The global minimum corporate tax rate, or simply the global minimum tax (abbreviated GMCT or GMCTR), is a minimum rate of tax on corporate income internationally agreed upon and accepted by individual jurisdictions. Each country would be eligible to a share of revenue generated by the tax. The aim is to reduce tax competition between countries and discourage multinational corporations (MNC) from profit shifting to achieve tax avoidance.
In 2021, 136 countries agreed to a plan of Organisation for Economic Co-operation and Development (OECD) to implement 15% global minimum tax rate, starting in 2023.The agreement established a two-pillar solution focused on revising tax rules to address profit shifting and base erosion caused by tax avoidance practices and to meet challenges created by the increasingly digitalized global economy. Big multinationals such as Apple, Alphabet and Facebook, as well as those such as Nike and Starbucks are funneling profits through low-tax jurisdictions to avoid paying taxes. The new proposal is thus aimed at minimizing the opportunities for multinational enterprises (MNEs) to indulge in profit shifting.
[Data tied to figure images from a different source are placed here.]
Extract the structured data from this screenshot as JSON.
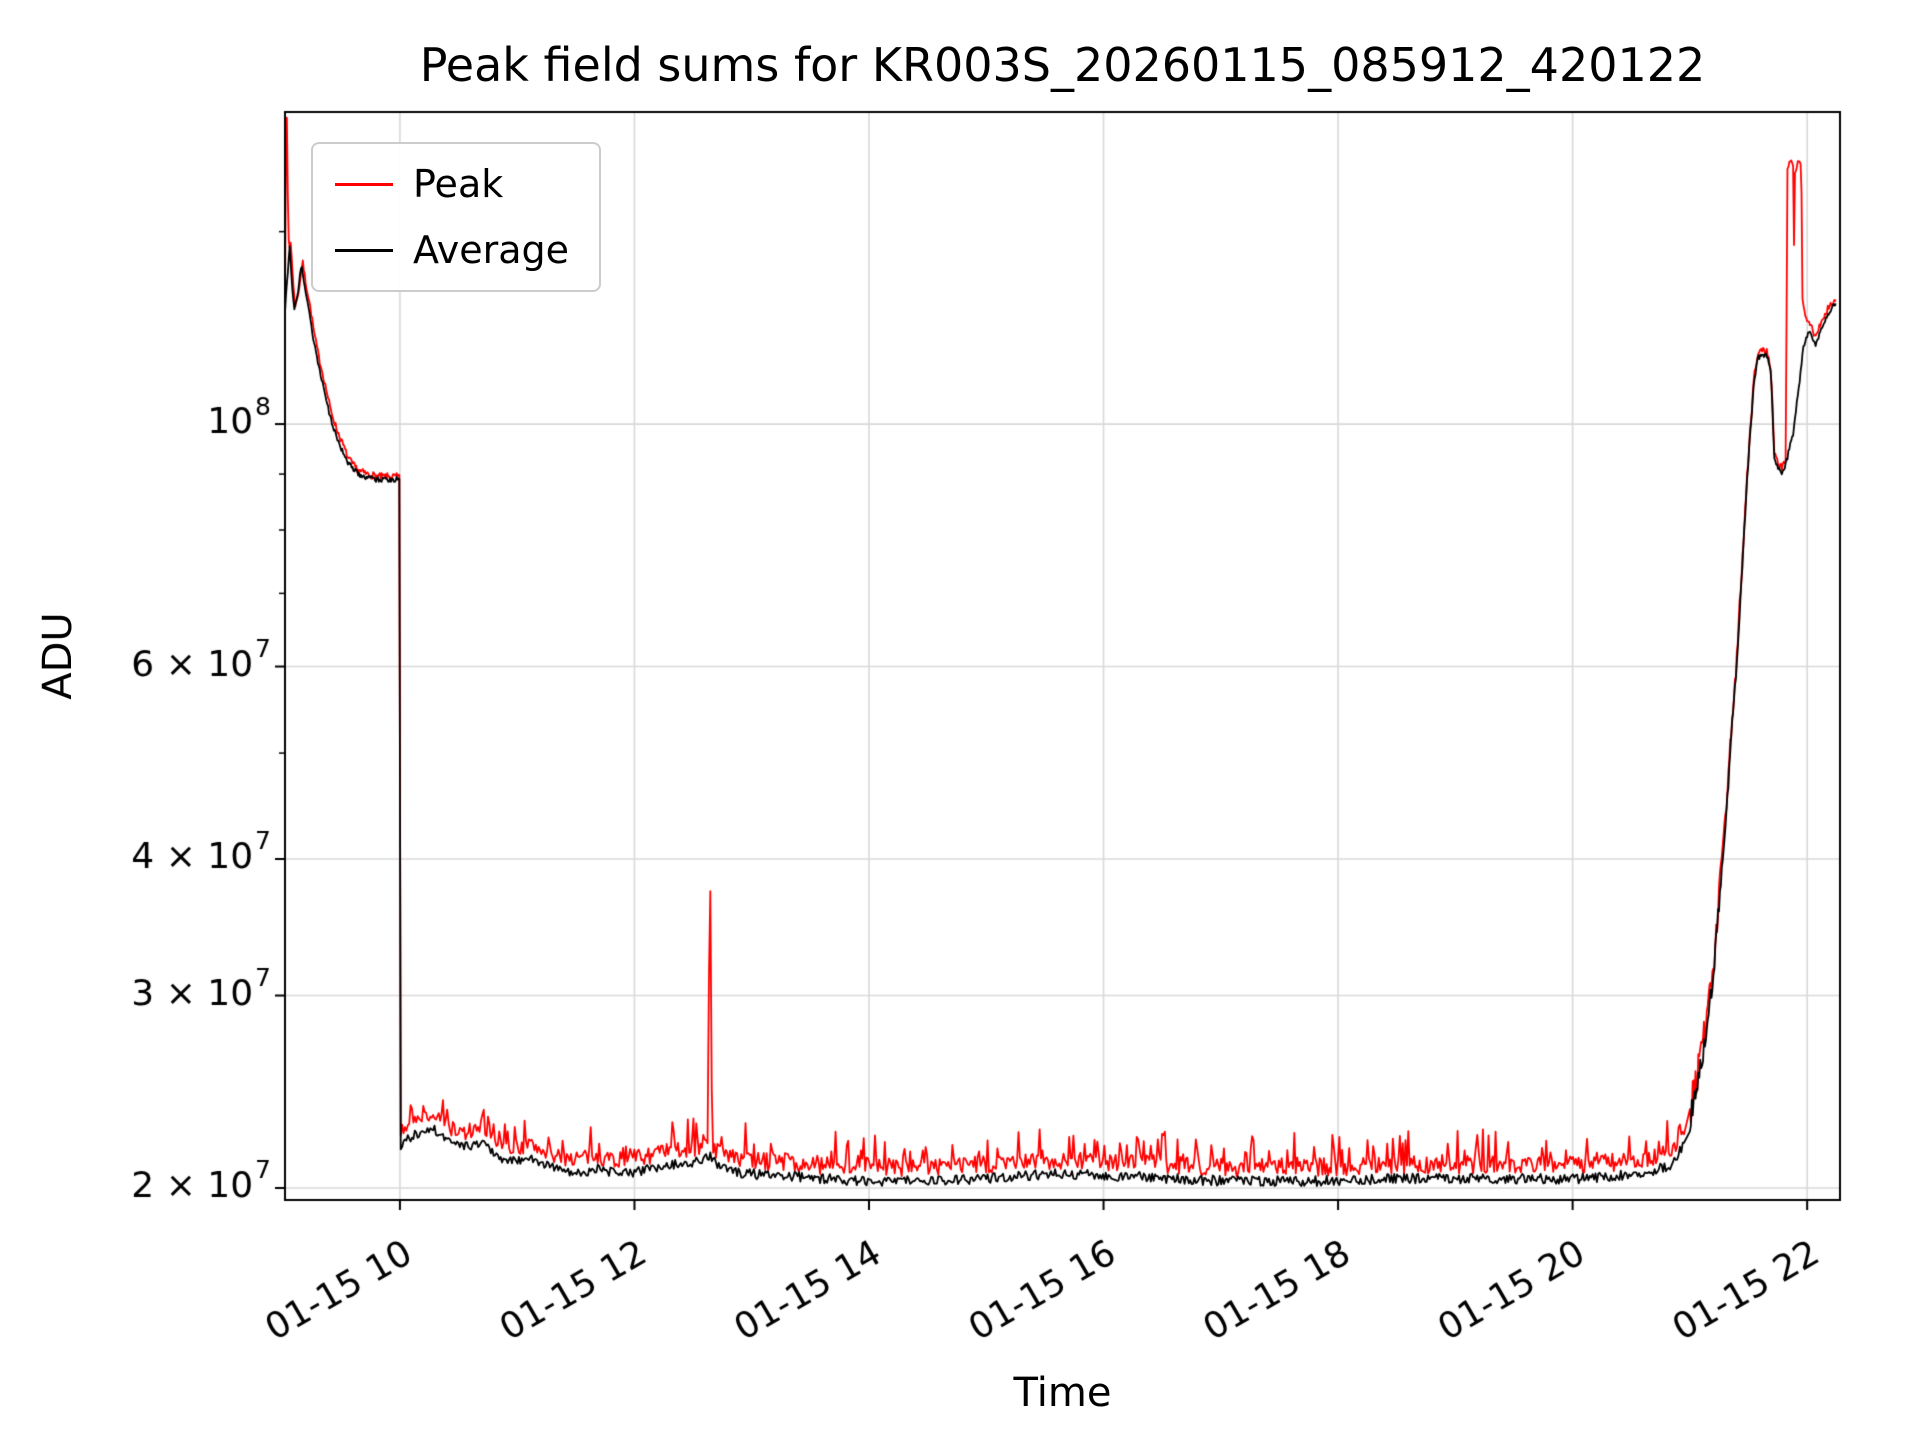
{
  "figure": {
    "title": "Peak field sums for KR003S_20260115_085912_420122"
  },
  "chart_data": {
    "type": "line",
    "title": "Peak field sums for KR003S_20260115_085912_420122",
    "xlabel": "Time",
    "ylabel": "ADU",
    "x_unit": "hour of 2026-01-15",
    "y_scale": "log",
    "x_range": [
      9.02,
      22.28
    ],
    "y_range": [
      19500000.0,
      193000000.0
    ],
    "grid": true,
    "grid_color": "#d9d9d9",
    "background": "#ffffff",
    "noise_seed": 7,
    "x_ticks": [
      {
        "v": 10,
        "label": "01-15 10"
      },
      {
        "v": 12,
        "label": "01-15 12"
      },
      {
        "v": 14,
        "label": "01-15 14"
      },
      {
        "v": 16,
        "label": "01-15 16"
      },
      {
        "v": 18,
        "label": "01-15 18"
      },
      {
        "v": 20,
        "label": "01-15 20"
      },
      {
        "v": 22,
        "label": "01-15 22"
      }
    ],
    "y_ticks": [
      {
        "v": 20000000.0,
        "base": "2 × 10",
        "exp": "7"
      },
      {
        "v": 30000000.0,
        "base": "3 × 10",
        "exp": "7"
      },
      {
        "v": 40000000.0,
        "base": "4 × 10",
        "exp": "7"
      },
      {
        "v": 60000000.0,
        "base": "6 × 10",
        "exp": "7"
      },
      {
        "v": 100000000.0,
        "base": "10",
        "exp": "8"
      }
    ],
    "y_minor_ticks": [
      50000000.0,
      70000000.0,
      80000000.0,
      90000000.0,
      150000000.0
    ],
    "legend": {
      "position": "upper-left",
      "entries": [
        {
          "label": "Peak",
          "color": "#ff0000"
        },
        {
          "label": "Average",
          "color": "#000000"
        }
      ]
    },
    "series": [
      {
        "name": "Peak",
        "color": "#ff0000",
        "linewidth": 1.8,
        "segments": [
          {
            "points": [
              [
                9.02,
                130000000.0
              ],
              [
                9.025,
                170000000.0
              ],
              [
                9.03,
                193000000.0
              ],
              [
                9.04,
                188000000.0
              ],
              [
                9.045,
                155000000.0
              ],
              [
                9.055,
                144000000.0
              ],
              [
                9.07,
                147000000.0
              ],
              [
                9.09,
                134000000.0
              ],
              [
                9.11,
                128000000.0
              ],
              [
                9.14,
                133000000.0
              ],
              [
                9.17,
                141000000.0
              ],
              [
                9.2,
                134000000.0
              ],
              [
                9.23,
                129000000.0
              ],
              [
                9.27,
                121000000.0
              ],
              [
                9.31,
                115000000.0
              ],
              [
                9.36,
                109000000.0
              ],
              [
                9.41,
                103000000.0
              ],
              [
                9.46,
                99000000.0
              ],
              [
                9.51,
                96000000.0
              ],
              [
                9.56,
                93000000.0
              ],
              [
                9.61,
                91500000.0
              ],
              [
                9.66,
                90500000.0
              ],
              [
                9.72,
                90000000.0
              ],
              [
                9.82,
                89500000.0
              ],
              [
                9.92,
                89500000.0
              ],
              [
                9.995,
                89500000.0
              ]
            ],
            "noise": {
              "amp": 700000.0,
              "step": 0.008
            }
          },
          {
            "points": [
              [
                9.995,
                89500000.0
              ],
              [
                10.0,
                22500000.0
              ],
              [
                10.05,
                22800000.0
              ],
              [
                10.1,
                23000000.0
              ],
              [
                10.2,
                23200000.0
              ],
              [
                10.3,
                23300000.0
              ],
              [
                10.4,
                22800000.0
              ],
              [
                10.5,
                22500000.0
              ],
              [
                10.6,
                22400000.0
              ],
              [
                10.7,
                22700000.0
              ],
              [
                10.8,
                22200000.0
              ],
              [
                10.9,
                21800000.0
              ],
              [
                11.0,
                21800000.0
              ],
              [
                11.1,
                21900000.0
              ],
              [
                11.2,
                21700000.0
              ],
              [
                11.35,
                21400000.0
              ],
              [
                11.5,
                21300000.0
              ],
              [
                11.7,
                21400000.0
              ],
              [
                11.9,
                21200000.0
              ],
              [
                12.1,
                21400000.0
              ],
              [
                12.3,
                21600000.0
              ],
              [
                12.5,
                21700000.0
              ],
              [
                12.6,
                22000000.0
              ],
              [
                12.63,
                22000000.0
              ],
              [
                12.638,
                37000000.0
              ],
              [
                12.652,
                37500000.0
              ],
              [
                12.66,
                22000000.0
              ],
              [
                12.7,
                21600000.0
              ],
              [
                12.85,
                21300000.0
              ],
              [
                13.0,
                21200000.0
              ],
              [
                13.3,
                21100000.0
              ],
              [
                13.6,
                21000000.0
              ],
              [
                14.0,
                20900000.0
              ],
              [
                14.5,
                20900000.0
              ],
              [
                15.0,
                21000000.0
              ],
              [
                15.5,
                21200000.0
              ],
              [
                15.8,
                21200000.0
              ],
              [
                16.2,
                21100000.0
              ],
              [
                16.6,
                21000000.0
              ],
              [
                17.0,
                20900000.0
              ],
              [
                17.5,
                20900000.0
              ],
              [
                18.0,
                20900000.0
              ],
              [
                18.5,
                21000000.0
              ],
              [
                19.0,
                21000000.0
              ],
              [
                19.5,
                21000000.0
              ],
              [
                20.0,
                21000000.0
              ],
              [
                20.3,
                21100000.0
              ],
              [
                20.6,
                21200000.0
              ],
              [
                20.85,
                21600000.0
              ],
              [
                20.95,
                22400000.0
              ]
            ],
            "noise": {
              "amp": 400000.0,
              "step": 0.012,
              "spike_prob": 0.18,
              "spike_amp": 1400000.0
            }
          },
          {
            "points": [
              [
                21.0,
                23500000.0
              ],
              [
                21.1,
                26500000.0
              ],
              [
                21.2,
                31500000.0
              ],
              [
                21.3,
                43000000.0
              ],
              [
                21.4,
                61000000.0
              ],
              [
                21.45,
                76000000.0
              ],
              [
                21.5,
                94000000.0
              ],
              [
                21.55,
                111000000.0
              ],
              [
                21.58,
                116000000.0
              ],
              [
                21.65,
                117000000.0
              ],
              [
                21.69,
                113000000.0
              ],
              [
                21.72,
                94000000.0
              ],
              [
                21.78,
                91000000.0
              ],
              [
                21.82,
                93000000.0
              ],
              [
                21.83,
                170000000.0
              ],
              [
                21.86,
                175000000.0
              ],
              [
                21.88,
                173000000.0
              ],
              [
                21.885,
                135000000.0
              ],
              [
                21.895,
                170000000.0
              ],
              [
                21.93,
                175000000.0
              ],
              [
                21.95,
                172000000.0
              ],
              [
                21.96,
                130000000.0
              ],
              [
                21.98,
                126000000.0
              ],
              [
                22.02,
                124000000.0
              ],
              [
                22.07,
                120000000.0
              ],
              [
                22.12,
                124000000.0
              ],
              [
                22.18,
                128000000.0
              ],
              [
                22.24,
                130000000.0
              ]
            ],
            "noise": {
              "amp": 900000.0,
              "step": 0.008
            }
          }
        ]
      },
      {
        "name": "Average",
        "color": "#000000",
        "linewidth": 1.8,
        "segments": [
          {
            "points": [
              [
                9.02,
                127000000.0
              ],
              [
                9.04,
                136000000.0
              ],
              [
                9.06,
                145000000.0
              ],
              [
                9.08,
                134000000.0
              ],
              [
                9.1,
                127000000.0
              ],
              [
                9.13,
                132000000.0
              ],
              [
                9.16,
                140000000.0
              ],
              [
                9.19,
                133000000.0
              ],
              [
                9.22,
                128000000.0
              ],
              [
                9.26,
                120000000.0
              ],
              [
                9.3,
                114000000.0
              ],
              [
                9.35,
                108000000.0
              ],
              [
                9.4,
                102000000.0
              ],
              [
                9.45,
                98000000.0
              ],
              [
                9.5,
                95000000.0
              ],
              [
                9.55,
                92500000.0
              ],
              [
                9.6,
                91000000.0
              ],
              [
                9.65,
                90000000.0
              ],
              [
                9.7,
                89500000.0
              ],
              [
                9.8,
                89000000.0
              ],
              [
                9.9,
                89000000.0
              ],
              [
                9.995,
                89000000.0
              ]
            ],
            "noise": {
              "amp": 500000.0,
              "step": 0.008
            }
          },
          {
            "points": [
              [
                9.995,
                89000000.0
              ],
              [
                10.0,
                21800000.0
              ],
              [
                10.05,
                22100000.0
              ],
              [
                10.1,
                22300000.0
              ],
              [
                10.2,
                22500000.0
              ],
              [
                10.3,
                22600000.0
              ],
              [
                10.4,
                22200000.0
              ],
              [
                10.5,
                21900000.0
              ],
              [
                10.6,
                21800000.0
              ],
              [
                10.7,
                22100000.0
              ],
              [
                10.8,
                21600000.0
              ],
              [
                10.9,
                21200000.0
              ],
              [
                11.0,
                21200000.0
              ],
              [
                11.1,
                21300000.0
              ],
              [
                11.2,
                21100000.0
              ],
              [
                11.35,
                20800000.0
              ],
              [
                11.5,
                20700000.0
              ],
              [
                11.7,
                20800000.0
              ],
              [
                11.9,
                20600000.0
              ],
              [
                12.1,
                20800000.0
              ],
              [
                12.3,
                21000000.0
              ],
              [
                12.5,
                21100000.0
              ],
              [
                12.6,
                21300000.0
              ],
              [
                12.65,
                21400000.0
              ],
              [
                12.7,
                21000000.0
              ],
              [
                12.85,
                20700000.0
              ],
              [
                13.0,
                20600000.0
              ],
              [
                13.3,
                20500000.0
              ],
              [
                13.6,
                20400000.0
              ],
              [
                14.0,
                20300000.0
              ],
              [
                14.5,
                20300000.0
              ],
              [
                15.0,
                20400000.0
              ],
              [
                15.5,
                20600000.0
              ],
              [
                15.8,
                20600000.0
              ],
              [
                16.2,
                20500000.0
              ],
              [
                16.6,
                20400000.0
              ],
              [
                17.0,
                20300000.0
              ],
              [
                17.5,
                20300000.0
              ],
              [
                18.0,
                20300000.0
              ],
              [
                18.5,
                20400000.0
              ],
              [
                19.0,
                20400000.0
              ],
              [
                19.5,
                20400000.0
              ],
              [
                20.0,
                20400000.0
              ],
              [
                20.3,
                20500000.0
              ],
              [
                20.6,
                20600000.0
              ],
              [
                20.85,
                21000000.0
              ],
              [
                20.95,
                22000000.0
              ]
            ],
            "noise": {
              "amp": 220000.0,
              "step": 0.012
            }
          },
          {
            "points": [
              [
                21.0,
                23000000.0
              ],
              [
                21.1,
                26000000.0
              ],
              [
                21.2,
                31000000.0
              ],
              [
                21.3,
                42000000.0
              ],
              [
                21.4,
                60000000.0
              ],
              [
                21.45,
                75000000.0
              ],
              [
                21.5,
                93000000.0
              ],
              [
                21.55,
                110000000.0
              ],
              [
                21.58,
                115000000.0
              ],
              [
                21.65,
                116000000.0
              ],
              [
                21.69,
                112000000.0
              ],
              [
                21.72,
                93000000.0
              ],
              [
                21.78,
                90000000.0
              ],
              [
                21.82,
                92000000.0
              ],
              [
                21.88,
                98000000.0
              ],
              [
                21.93,
                108000000.0
              ],
              [
                21.97,
                118000000.0
              ],
              [
                22.02,
                122000000.0
              ],
              [
                22.07,
                118000000.0
              ],
              [
                22.12,
                122000000.0
              ],
              [
                22.18,
                126000000.0
              ],
              [
                22.24,
                129000000.0
              ]
            ],
            "noise": {
              "amp": 600000.0,
              "step": 0.008
            }
          }
        ]
      }
    ]
  }
}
Although there is a growing call for making the tax regime inclusive, there should be appropriate coordination between the application of the new international tax rules. Any final agreement could have major repercussions for low-tax countries and tax havens. A UN tax convention, where global rules are determined by democracy not plutocracy, can make the implementation and coordination smoother with time.